Forceps and vacuum deliveries also significantly increased readmission rates, though not as much. Major causes were postpartum haemorrhage, genitourinary tract problems, wound complications and pelvic injury.
While only 1.2% of women needed readmission, there was an 80% increase in hospitalisation for those who had been sectioned, and a 30% increase after assisted deliveries.

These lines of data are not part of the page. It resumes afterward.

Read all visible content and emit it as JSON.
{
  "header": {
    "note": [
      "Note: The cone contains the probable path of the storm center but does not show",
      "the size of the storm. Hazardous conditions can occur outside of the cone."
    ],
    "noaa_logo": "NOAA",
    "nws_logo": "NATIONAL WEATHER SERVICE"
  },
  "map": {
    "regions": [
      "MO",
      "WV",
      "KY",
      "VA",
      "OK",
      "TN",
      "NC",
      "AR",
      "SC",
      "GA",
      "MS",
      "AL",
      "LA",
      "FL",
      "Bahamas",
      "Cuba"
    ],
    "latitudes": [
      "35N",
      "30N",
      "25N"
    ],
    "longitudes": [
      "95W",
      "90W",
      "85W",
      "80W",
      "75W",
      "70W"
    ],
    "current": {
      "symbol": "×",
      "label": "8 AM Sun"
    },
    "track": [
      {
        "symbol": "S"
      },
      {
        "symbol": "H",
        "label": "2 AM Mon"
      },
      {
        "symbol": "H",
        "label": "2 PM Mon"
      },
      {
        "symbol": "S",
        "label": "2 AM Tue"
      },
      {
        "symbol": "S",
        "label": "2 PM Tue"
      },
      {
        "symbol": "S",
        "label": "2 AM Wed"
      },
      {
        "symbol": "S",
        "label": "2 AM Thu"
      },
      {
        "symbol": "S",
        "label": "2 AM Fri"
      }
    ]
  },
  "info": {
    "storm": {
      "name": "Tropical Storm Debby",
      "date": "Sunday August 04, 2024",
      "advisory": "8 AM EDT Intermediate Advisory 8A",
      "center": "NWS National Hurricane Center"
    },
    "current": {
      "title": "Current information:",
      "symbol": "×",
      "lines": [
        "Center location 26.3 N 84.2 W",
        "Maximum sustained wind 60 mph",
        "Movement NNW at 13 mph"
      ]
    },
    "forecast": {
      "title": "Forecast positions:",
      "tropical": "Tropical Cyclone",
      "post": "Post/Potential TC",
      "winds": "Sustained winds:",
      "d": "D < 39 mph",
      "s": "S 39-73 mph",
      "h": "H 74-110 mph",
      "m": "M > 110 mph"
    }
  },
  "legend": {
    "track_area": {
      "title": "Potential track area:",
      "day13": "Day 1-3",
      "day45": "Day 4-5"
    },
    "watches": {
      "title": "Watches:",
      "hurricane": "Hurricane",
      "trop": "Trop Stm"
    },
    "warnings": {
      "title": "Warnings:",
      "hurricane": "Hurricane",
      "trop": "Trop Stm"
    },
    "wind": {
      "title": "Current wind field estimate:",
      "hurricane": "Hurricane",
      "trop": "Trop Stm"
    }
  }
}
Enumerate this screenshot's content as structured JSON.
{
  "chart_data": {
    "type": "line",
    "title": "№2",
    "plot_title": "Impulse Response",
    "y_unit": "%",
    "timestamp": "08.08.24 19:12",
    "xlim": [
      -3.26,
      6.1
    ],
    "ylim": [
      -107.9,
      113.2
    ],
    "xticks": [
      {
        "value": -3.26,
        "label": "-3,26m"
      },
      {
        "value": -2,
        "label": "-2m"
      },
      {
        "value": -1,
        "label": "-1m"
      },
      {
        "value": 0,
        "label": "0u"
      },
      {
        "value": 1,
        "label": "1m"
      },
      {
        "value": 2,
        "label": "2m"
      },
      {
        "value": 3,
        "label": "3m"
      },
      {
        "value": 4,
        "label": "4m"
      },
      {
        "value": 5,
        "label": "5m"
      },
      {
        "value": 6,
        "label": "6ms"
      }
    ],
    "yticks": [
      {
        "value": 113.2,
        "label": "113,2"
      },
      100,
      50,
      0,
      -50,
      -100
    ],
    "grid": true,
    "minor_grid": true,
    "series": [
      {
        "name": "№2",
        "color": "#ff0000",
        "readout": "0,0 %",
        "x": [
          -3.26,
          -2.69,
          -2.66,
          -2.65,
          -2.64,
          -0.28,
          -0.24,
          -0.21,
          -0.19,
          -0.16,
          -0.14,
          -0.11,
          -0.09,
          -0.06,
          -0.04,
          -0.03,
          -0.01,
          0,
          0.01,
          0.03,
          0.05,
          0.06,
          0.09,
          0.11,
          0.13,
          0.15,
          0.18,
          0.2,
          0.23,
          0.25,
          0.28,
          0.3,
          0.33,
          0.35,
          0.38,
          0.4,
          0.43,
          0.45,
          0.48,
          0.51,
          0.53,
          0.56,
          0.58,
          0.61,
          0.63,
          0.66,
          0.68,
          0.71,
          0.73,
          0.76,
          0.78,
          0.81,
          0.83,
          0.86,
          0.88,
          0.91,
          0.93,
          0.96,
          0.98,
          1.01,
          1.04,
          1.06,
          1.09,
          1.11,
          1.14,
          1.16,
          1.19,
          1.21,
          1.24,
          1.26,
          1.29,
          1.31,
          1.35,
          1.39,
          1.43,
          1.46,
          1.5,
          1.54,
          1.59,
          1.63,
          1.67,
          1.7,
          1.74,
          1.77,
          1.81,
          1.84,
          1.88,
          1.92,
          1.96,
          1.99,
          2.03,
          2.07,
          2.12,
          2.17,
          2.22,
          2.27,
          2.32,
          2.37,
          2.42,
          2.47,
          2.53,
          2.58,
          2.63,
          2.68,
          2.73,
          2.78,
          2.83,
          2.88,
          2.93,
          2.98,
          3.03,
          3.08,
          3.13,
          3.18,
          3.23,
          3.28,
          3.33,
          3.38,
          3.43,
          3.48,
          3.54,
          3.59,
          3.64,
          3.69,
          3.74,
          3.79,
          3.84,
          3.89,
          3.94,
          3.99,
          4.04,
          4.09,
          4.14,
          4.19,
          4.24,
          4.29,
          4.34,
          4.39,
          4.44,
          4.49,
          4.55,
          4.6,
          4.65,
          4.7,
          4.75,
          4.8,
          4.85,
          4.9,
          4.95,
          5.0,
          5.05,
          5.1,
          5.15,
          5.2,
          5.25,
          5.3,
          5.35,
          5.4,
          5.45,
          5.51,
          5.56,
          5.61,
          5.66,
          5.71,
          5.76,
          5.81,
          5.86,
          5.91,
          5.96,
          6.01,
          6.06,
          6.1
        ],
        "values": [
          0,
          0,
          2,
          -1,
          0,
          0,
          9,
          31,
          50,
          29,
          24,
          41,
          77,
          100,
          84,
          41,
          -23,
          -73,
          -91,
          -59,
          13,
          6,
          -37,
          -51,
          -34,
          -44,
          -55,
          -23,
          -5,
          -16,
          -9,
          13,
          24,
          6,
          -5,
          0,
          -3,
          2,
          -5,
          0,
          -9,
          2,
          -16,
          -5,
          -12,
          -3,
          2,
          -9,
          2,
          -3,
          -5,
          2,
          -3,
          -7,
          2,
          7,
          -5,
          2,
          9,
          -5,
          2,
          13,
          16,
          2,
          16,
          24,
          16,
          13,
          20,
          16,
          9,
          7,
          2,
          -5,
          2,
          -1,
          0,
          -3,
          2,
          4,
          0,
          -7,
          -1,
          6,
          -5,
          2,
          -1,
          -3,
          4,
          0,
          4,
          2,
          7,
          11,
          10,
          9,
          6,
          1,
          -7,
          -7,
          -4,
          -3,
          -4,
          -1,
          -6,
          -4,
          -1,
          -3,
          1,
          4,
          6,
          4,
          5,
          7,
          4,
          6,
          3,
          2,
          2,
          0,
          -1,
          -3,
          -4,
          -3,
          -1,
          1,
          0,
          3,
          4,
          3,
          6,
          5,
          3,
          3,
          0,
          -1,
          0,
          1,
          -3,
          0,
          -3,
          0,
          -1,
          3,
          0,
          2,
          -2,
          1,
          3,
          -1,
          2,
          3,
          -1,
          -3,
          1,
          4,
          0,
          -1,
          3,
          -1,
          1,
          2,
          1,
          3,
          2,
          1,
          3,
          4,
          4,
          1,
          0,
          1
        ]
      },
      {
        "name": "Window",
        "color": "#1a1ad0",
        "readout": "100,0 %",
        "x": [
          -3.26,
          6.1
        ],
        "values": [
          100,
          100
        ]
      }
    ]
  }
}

The authors suggest reducing caesareans by providing trained support in labour, a larger role for midwives, low-dose epidurals when pain management is necessary, second opinions on the need for a section, use of external cephalic version and moxibustion to reduce operations for breech babies, making infection control a priority (e.g. fewer vaginal examinations).
This is a valuable study, and shows that the economic and health costs of caesareans are higher than we thought. It would be useful to have comparable figures for readmission rates in the UK. The gallbladder and appendicitis risks, though small, are intriguing. Re-admissions are the tip of the iceberg of maternal health problems. The 60 day limit on this study will exclude many forceps/episiotomy patients who are getting repairs many months or years later.